- A médica brasileira Maitê Gadelha, de 29 anos, estuda Saúde Pública na Universidade de Edimburgo, na Escócia.
- Gadelha se destacou na saúde pública durante a pandemia de covid-19, atuando em iniciativas sociais e clínicas.
- Ela ficou surpresa ao descobrir que o Sistema Único de Saúde (SUS) é visto como um modelo de saúde pública na Escócia.
- A médica destaca a Estratégia Saúde da Família (ESF) como uma inovação importante do SUS, que tem sido replicada em outros países.
- Gadelha planeja retornar ao Brasil com novos conhecimentos e acredita no potencial do SUS para promover saúde à população.

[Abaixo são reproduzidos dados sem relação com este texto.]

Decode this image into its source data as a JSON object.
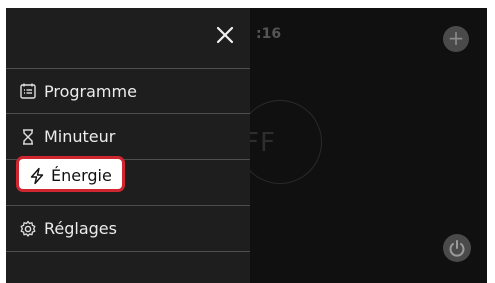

A médica brasileira Maitê Gadelha, de 29 anos, está se destacando na área de saúde pública enquanto realiza um mestrado em Saúde Pública na Universidade de Edimburgo, na Escócia. Formada pela Universidade do Estado do Pará, Gadelha tem uma trajetória marcada por sua atuação em iniciativas sociais durante a pandemia de covid-19.

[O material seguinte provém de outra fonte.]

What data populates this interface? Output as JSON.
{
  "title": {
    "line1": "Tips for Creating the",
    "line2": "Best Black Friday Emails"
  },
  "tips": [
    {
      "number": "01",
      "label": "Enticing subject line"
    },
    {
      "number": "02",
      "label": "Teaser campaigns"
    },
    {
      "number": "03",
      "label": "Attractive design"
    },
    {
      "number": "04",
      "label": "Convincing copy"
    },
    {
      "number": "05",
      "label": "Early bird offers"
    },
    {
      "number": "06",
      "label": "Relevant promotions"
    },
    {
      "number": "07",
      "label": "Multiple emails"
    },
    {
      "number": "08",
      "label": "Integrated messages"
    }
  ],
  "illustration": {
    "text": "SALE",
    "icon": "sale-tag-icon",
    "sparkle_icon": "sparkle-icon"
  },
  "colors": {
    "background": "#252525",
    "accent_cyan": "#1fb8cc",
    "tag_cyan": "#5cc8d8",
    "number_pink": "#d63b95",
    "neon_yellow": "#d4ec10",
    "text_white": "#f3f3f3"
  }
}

Durante sua formação, Gadelha trabalhou em clínicas itinerantes, atendendo comunidades ribeirinhas e quilombolas no Pará, além de ter atuado no Rio de Janeiro. Após concluir uma residência em Medicina da Família e um MBA, ela recebeu uma bolsa do governo britânico para estudar no Reino Unido. Seu objetivo é aprender sobre o sistema de saúde britânico e aplicar esse conhecimento no Brasil.
SUS como Modelo
Gadelha ficou surpresa ao perceber que o Sistema Único de Saúde (SUS) é considerado um exemplo de saúde pública na Escócia. Em suas aulas, muitos alunos internacionais questionaram como o Brasil consegue oferecer um nível de assistência médica tão amplo. Entre os professores, há um reconhecimento crescente do SUS como um modelo a ser estudado.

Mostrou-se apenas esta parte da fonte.